At what age should I move my chicks outside to the coop? and when can I start giving them grit?
Grit should be offered when/if you start feeding anything other than commercial poultry ration (ie starter/grower). The starter/grower is designed to be water soluble, so it digests without grit - any other foods (including scratch grains) are going to require the addition of grit so that the digestive system of your birds can work properly by employing the grinding action the grit assists with.
Moving your birds out will depend on a few factors - is the coop wired with electric that will allow for using supplemental heat in the coop? Are there other, older, birds already in the coop that the chicks will be integrating with? How many birds are there? If there are no other birds to integrate with, the chicks can move outside once they are fully feathered and able to maintain their own body temperature without needing supplemental heat - the actual age can vary by a week or more, so it's best to evaluate your birds vs. relying on a calendar. Our last batch moved out at 5 weeks to an unwired coop. I had weaned them off the supplemental heat in the week prior and they went to a draft free coop in temperatures in the 50-60's, within the week we had a cold snap - complete with snow storm and sub-freezing temperatures - the birds were as active and healthy as ever. There were sufficient numbers of them to keep each other more than toasty when they piled up to sleep at night.

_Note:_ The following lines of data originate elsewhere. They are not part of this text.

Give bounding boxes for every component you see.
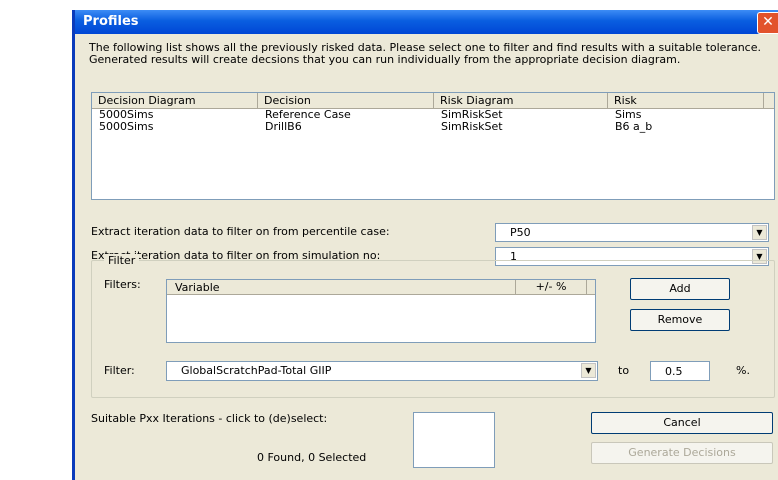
cell-decision: DrillB6 (265, 120, 302, 133)
column-header-decision-diagram[interactable]: Decision Diagram (92, 93, 258, 108)
dialog-title: Profiles (83, 14, 139, 29)
chevron-down-icon[interactable]: ▼ (752, 225, 767, 240)
title-bar: Profiles ✕ (75, 10, 778, 34)
percentile-value: P50 (510, 226, 531, 239)
intro-text: The following list shows all the previou… (89, 41, 761, 66)
close-icon[interactable]: ✕ (757, 12, 778, 34)
column-header-risk-diagram[interactable]: Risk Diagram (434, 93, 608, 108)
percentile-label: Extract iteration data to filter on from… (91, 225, 390, 238)
percentile-dropdown[interactable]: P50 ▼ (495, 223, 769, 242)
filter-label: Filter: (104, 364, 135, 377)
profiles-dialog: Profiles ✕ The following list shows all … (72, 10, 778, 480)
remove-button[interactable]: Remove (630, 309, 730, 331)
filter-variable-value: GlobalScratchPad-Total GIIP (181, 364, 332, 377)
column-header-tolerance[interactable]: +/- % (515, 280, 587, 294)
generate-decisions-button[interactable]: Generate Decisions (591, 442, 773, 464)
filter-variable-dropdown[interactable]: GlobalScratchPad-Total GIIP ▼ (166, 361, 598, 381)
list-header: Decision Diagram Decision Risk Diagram R… (92, 93, 774, 109)
cell-risk: B6 a_b (615, 120, 653, 133)
cancel-button[interactable]: Cancel (591, 412, 773, 434)
filters-list-header: Variable +/- % (167, 280, 595, 295)
cell-decision-diagram: 5000Sims (99, 120, 154, 133)
filters-label: Filters: (104, 278, 141, 291)
iterations-status: 0 Found, 0 Selected (257, 451, 367, 464)
list-item[interactable]: 5000Sims Reference Case SimRiskSet Sims (92, 109, 774, 121)
column-header-decision[interactable]: Decision (258, 93, 434, 108)
column-header-variable[interactable]: Variable (175, 281, 220, 294)
to-label: to (618, 364, 630, 377)
iterations-list[interactable] (413, 412, 495, 468)
column-header-risk[interactable]: Risk (608, 93, 764, 108)
filters-list[interactable]: Variable +/- % (166, 279, 596, 343)
list-item[interactable]: 5000Sims DrillB6 SimRiskSet B6 a_b (92, 121, 774, 133)
percent-label: %. (736, 364, 750, 377)
risked-data-list[interactable]: Decision Diagram Decision Risk Diagram R… (91, 92, 775, 200)
chevron-down-icon[interactable]: ▼ (581, 363, 596, 378)
tolerance-input[interactable]: 0.5 (650, 361, 710, 381)
iterations-label: Suitable Pxx Iterations - click to (de)s… (91, 412, 328, 425)
filter-group-title: Filter (104, 254, 140, 267)
add-button[interactable]: Add (630, 278, 730, 300)
cell-risk-diagram: SimRiskSet (441, 120, 503, 133)
tolerance-value: 0.5 (665, 365, 683, 378)
filter-group: Filter Filters: Variable +/- % Add Remov… (91, 254, 775, 398)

My experience mirrors Ol Grey Mare's. I don't use supplemental heat out in the coop, although with that said my newest batch of chicks are out there with a heating pad cave. They are just 1 and 2 weeks old, though, and in a pen in the run which keeps them away from the Bigs, but they can still see each other.
My first batch of chicks went out when they were mostly feathered, at 5.5 weeks, which was about 2 weeks longer than I wanted to keep them in the house. I also weaned them off the lamp for about a week before moving day. The daytime temps were in the 40s, and at night it was in the 20s. I had initially put a heat lamp out there for them, but at night when I checked on them they weren't even near it - they were snuggled down in the litter doing a great job of taking care of themselves. Same story the second night, so I took the light out, and that night it snowed. Our last snowfall was June 6th, and the chicks had been out since April 1st. Now, if you do the math, that means that by the time it quit snowing here they were around 12 weeks or so. If I'd kept them in until after that last snowfall I'd have gone crazy!
Broodies do a great job of taking care of their chicks. But I've yet to see one who could completely cover and warm 10 - 20 four to five week old chicks, and yet those chicks grow up just fine.